On 04/07/2024 09:57, Daniel Lezcano wrote:
On 04/07/2024 09:39, neil.armstrong@xxxxxxxxxx wrote:
[ ... ]
OK I just found out, it's the `qcom-battmgr-bat` thermal zone, and in CI we do not have the firmwares so the
temperature is never available, this is why it fails in a loop.
Before this patch it would fail silently, but would be useless if we start the firmware too late.
So since it's firmware based, valid data could arrive very late in the boot stage, and sending an
error message in a loop until the firmware isn't started doesn't seem right.
Yeah, there was a similar bug with iwlwifi. They fixed it by registering the thermal zone after the firmware was successfully loaded.
Is that possible to do the same ?
The thermal zone is indirect, it's registered via power_supply_core.
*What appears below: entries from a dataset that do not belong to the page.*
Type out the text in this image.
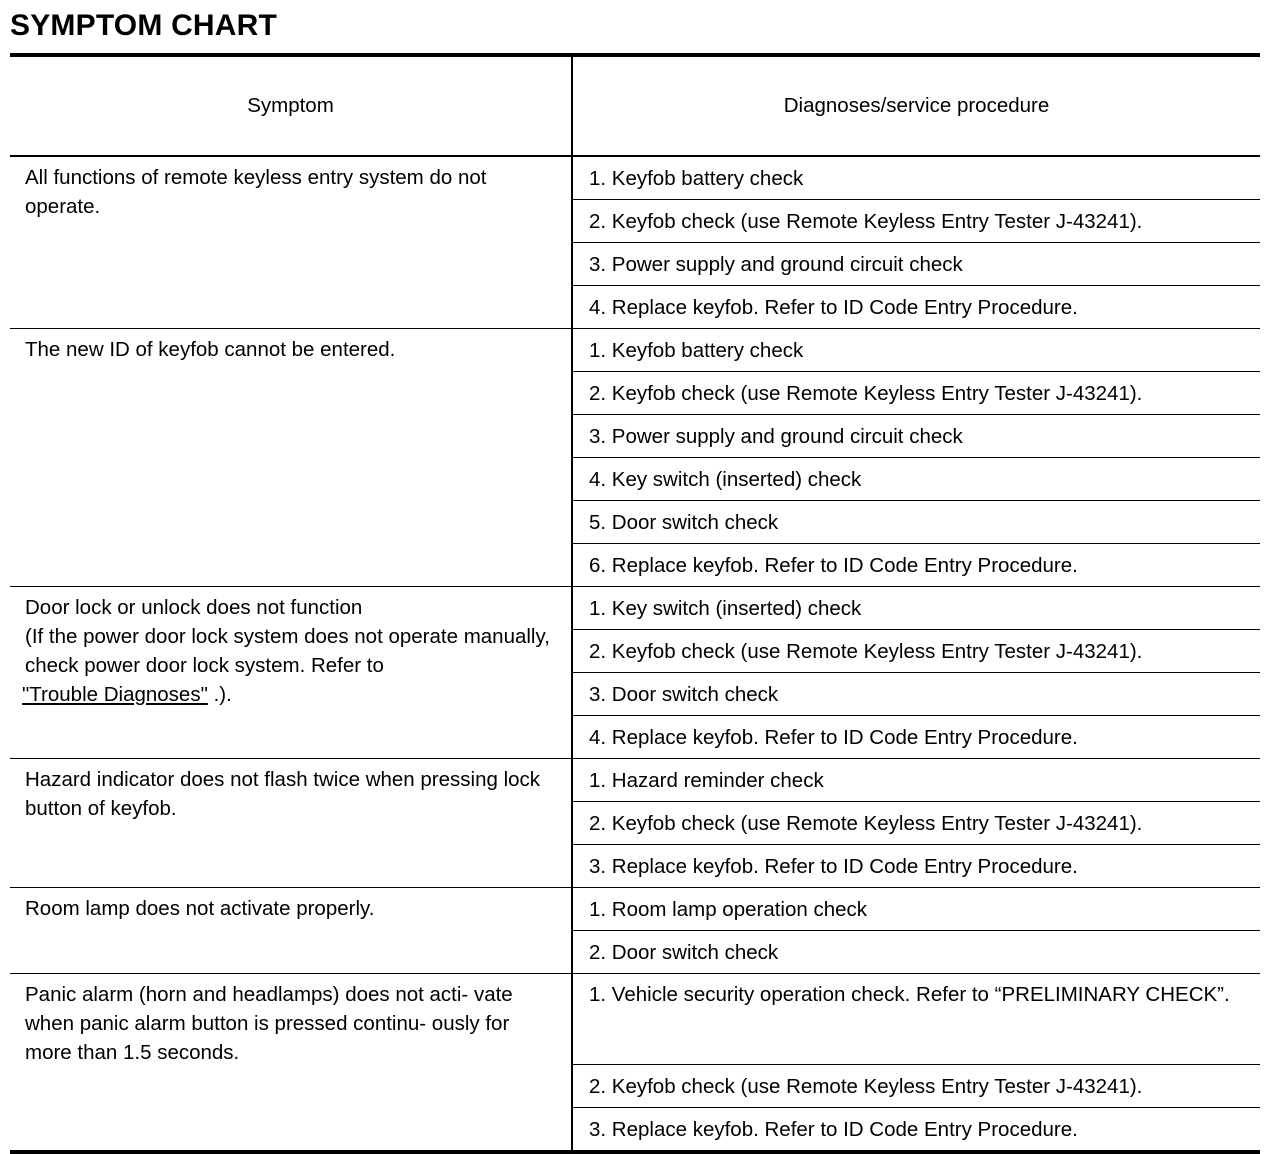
SYMPTOM CHART
Symptom	Diagnoses/service procedure
All functions of remote keyless entry system do not operate.	1. Keyfob battery check
	2. Keyfob check (use Remote Keyless Entry Tester J-43241).
	3. Power supply and ground circuit check
	4. Replace keyfob. Refer to ID Code Entry Procedure.
The new ID of keyfob cannot be entered.	1. Keyfob battery check
	2. Keyfob check (use Remote Keyless Entry Tester J-43241).
	3. Power supply and ground circuit check
	4. Key switch (inserted) check
	5. Door switch check
	6. Replace keyfob. Refer to ID Code Entry Procedure.

Door lock or unlock does not function
(If the power door lock system does not operate manually, check power door lock system. Refer to
"Trouble Diagnoses" .).	1. Key switch (inserted) check
	2. Keyfob check (use Remote Keyless Entry Tester J-43241).
	3. Door switch check
	4. Replace keyfob. Refer to ID Code Entry Procedure.
Hazard indicator does not flash twice when pressing lock button of keyfob.	1. Hazard reminder check
	2. Keyfob check (use Remote Keyless Entry Tester J-43241).
	3. Replace keyfob. Refer to ID Code Entry Procedure.
Room lamp does not activate properly.	1. Room lamp operation check
	2. Door switch check
Panic alarm (horn and headlamps) does not acti- vate when panic alarm button is pressed continu- ously for more than 1.5 seconds.	1. Vehicle security operation check. Refer to “PRELIMINARY CHECK”.
	2. Keyfob check (use Remote Keyless Entry Tester J-43241).
	3. Replace keyfob. Refer to ID Code Entry Procedure.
A tentative was done to delay registering the power supply , since it caused issues in suspend/resume,
but it was reverted because it would require much more work:
https://lore.kernel.org/all/20240123160053.18331-1-johan+linaro@xxxxxxxxxx/
Seems we should instead return -EAGAIN instead of -ENODEV in qcom_battmgr_bat_get_property(),
But I think power_supply_read_temp() should return -EAGAIN on -ENODEV, since it's the return
code for when a power supply isn't initialized.
Neil
I think Rafael's new patch is good, but perhaps it should send an error when it finally stops monitoring.